QMS Chief Executive Alan Clarke welcomed clarity on the tariff arrangements but relayed his disappointment in the time it had taken for this critical information to be published. Despite yesterday’s vote where MPs rejected a no-deal Brexit, the legal default is that the UK will leave without a deal on 29 March if no deal is reached.
“The announcement that tariffs will apply to imported beef, sheepmeat and pigmeat is, in the first instance, reassuring in that it suggests that there would be a defence against a sudden rush of product from low-cost producing nations,” said Mr Clarke.
“However, the introduction of a temporary tariff rate quota for beef at zero tariff open to any country, plus the continuation of existing tariff rate quotas for non-EU product like New Zealand lamb and some beef categories, mean that most of the deliveries of beef and sheepmeat to the UK will be as business as usual.

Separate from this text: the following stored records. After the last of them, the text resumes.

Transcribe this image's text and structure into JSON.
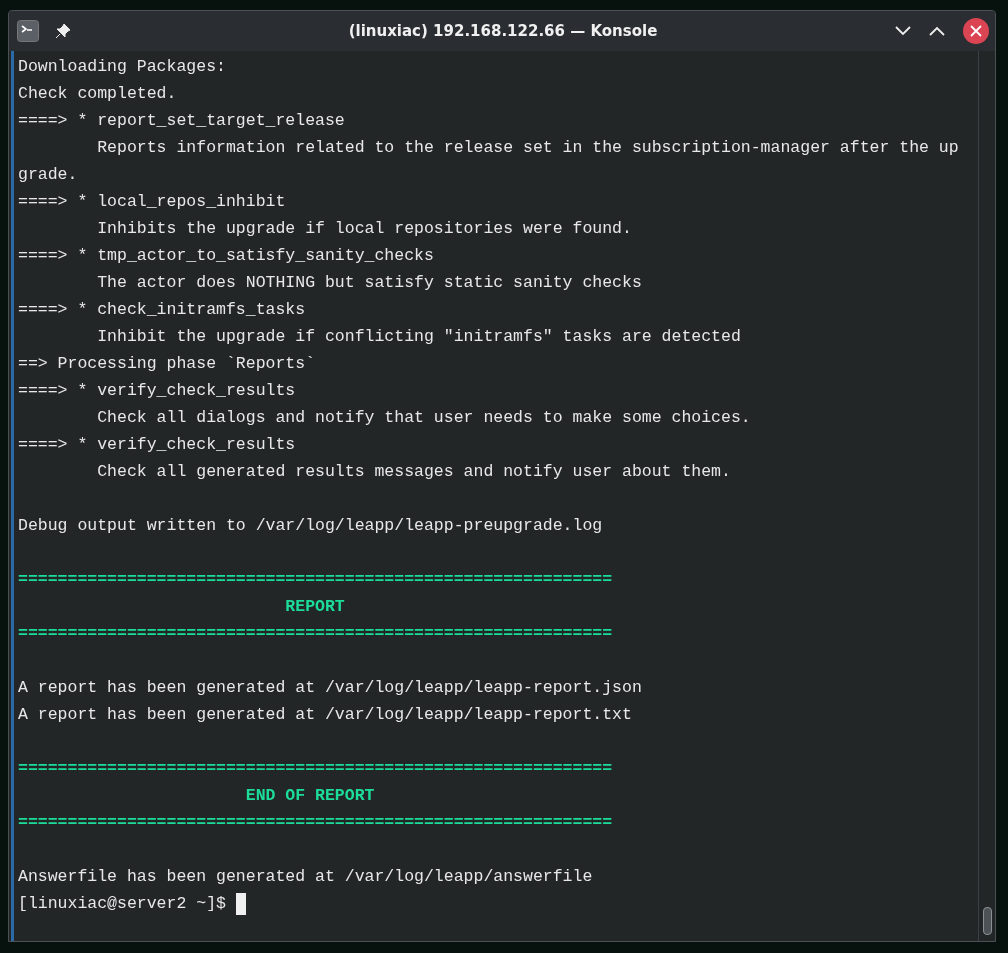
{
  "window": {
    "title": "(linuxiac) 192.168.122.66 — Konsole"
  },
  "lines": [
    {
      "kind": "output",
      "text": "Downloading Packages:"
    },
    {
      "kind": "output",
      "text": "Check completed."
    },
    {
      "kind": "output",
      "text": "====> * report_set_target_release"
    },
    {
      "kind": "output",
      "text": "        Reports information related to the release set in the subscription-manager after the up"
    },
    {
      "kind": "output",
      "text": "grade."
    },
    {
      "kind": "output",
      "text": "====> * local_repos_inhibit"
    },
    {
      "kind": "output",
      "text": "        Inhibits the upgrade if local repositories were found."
    },
    {
      "kind": "output",
      "text": "====> * tmp_actor_to_satisfy_sanity_checks"
    },
    {
      "kind": "output",
      "text": "        The actor does NOTHING but satisfy static sanity checks"
    },
    {
      "kind": "output",
      "text": "====> * check_initramfs_tasks"
    },
    {
      "kind": "output",
      "text": "        Inhibit the upgrade if conflicting \"initramfs\" tasks are detected"
    },
    {
      "kind": "output",
      "text": "==> Processing phase `Reports`"
    },
    {
      "kind": "output",
      "text": "====> * verify_check_results"
    },
    {
      "kind": "output",
      "text": "        Check all dialogs and notify that user needs to make some choices."
    },
    {
      "kind": "output",
      "text": "====> * verify_check_results"
    },
    {
      "kind": "output",
      "text": "        Check all generated results messages and notify user about them."
    },
    {
      "kind": "blank"
    },
    {
      "kind": "output",
      "text": "Debug output written to /var/log/leapp/leapp-preupgrade.log"
    },
    {
      "kind": "blank"
    },
    {
      "kind": "highlight",
      "text": "============================================================"
    },
    {
      "kind": "highlight",
      "text": "                           REPORT"
    },
    {
      "kind": "highlight",
      "text": "============================================================"
    },
    {
      "kind": "blank"
    },
    {
      "kind": "output",
      "text": "A report has been generated at /var/log/leapp/leapp-report.json"
    },
    {
      "kind": "output",
      "text": "A report has been generated at /var/log/leapp/leapp-report.txt"
    },
    {
      "kind": "blank"
    },
    {
      "kind": "highlight",
      "text": "============================================================"
    },
    {
      "kind": "highlight",
      "text": "                       END OF REPORT"
    },
    {
      "kind": "highlight",
      "text": "============================================================"
    },
    {
      "kind": "blank"
    },
    {
      "kind": "output",
      "text": "Answerfile has been generated at /var/log/leapp/answerfile"
    }
  ],
  "prompt": {
    "text": "[linuxiac@server2 ~]$ "
  }
}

“The exception is pigmeat products where modest import tariffs will be applied and will offer some support for domestic market prices,” he added.
Mr Clarke said it should be noted that the simplification of the new beef tariff-free quota into three product categories (fresh chilled, frozen and cured) leaves open the prospect that the balance of, for example, fresh chilled product arriving on the market may change and lead to some market disruption with implications for market balance.

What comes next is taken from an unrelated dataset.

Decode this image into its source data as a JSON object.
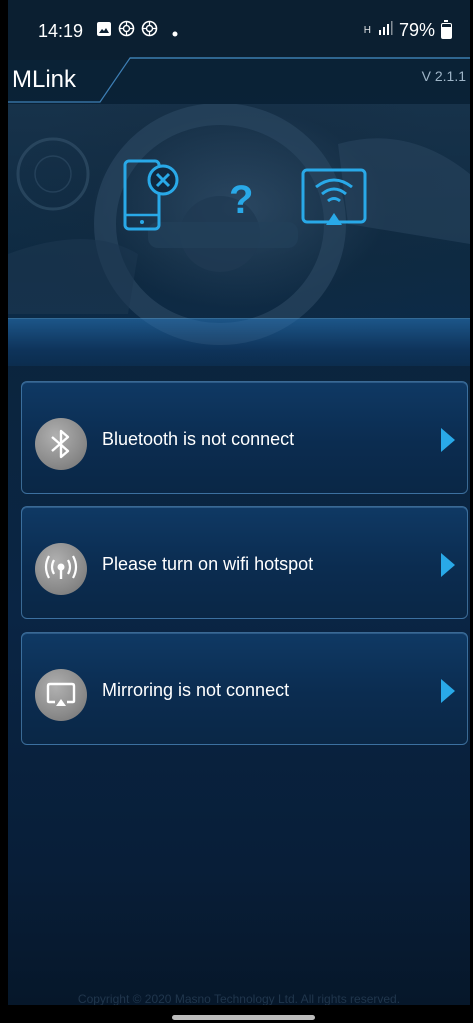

However, Mr Clarke emphasized that the most potentially concerning proposal for domestic producers is that the announcement makes clear that any new tariff arrangements will not apply to direct trade between the Republic of Ireland and Northern Ireland.
“The provision has been made for unconstrained movement of product directly from the Republic of Ireland to Northern Ireland, while the proposed new tariff rate quota could also be used for direct shipments of beef from Ireland to the UK,” said Mr Clarke.
“The monitoring of these two trade flows will be crucial to avoid unintended consequences for Scotland’s red meat products.
“We therefore welcome that HMRC has recognised this issue.”
Mr Clarke added that since the EU referendum vote back in 2016, QMS has been working hard to maintain and establish new relationships with customers in key existing and emerging export markets around the globe as well as elsewhere in the UK.
“As an industry in Scotland we have worked hard to build strong brands and to produce top quality products which have earned an iconic global reputation,” said Mr Clarke.
“We are determined to ensure these brands, with their long-established, robust foundations, continue to be well-placed to adapt and grow in any new political landscape.”
Nevertheless, while this announcement on imports is welcome the challenge of market access to Europe and globally for all red meat products, which is of particular concern to the sheepmeat sector, remains unresolved.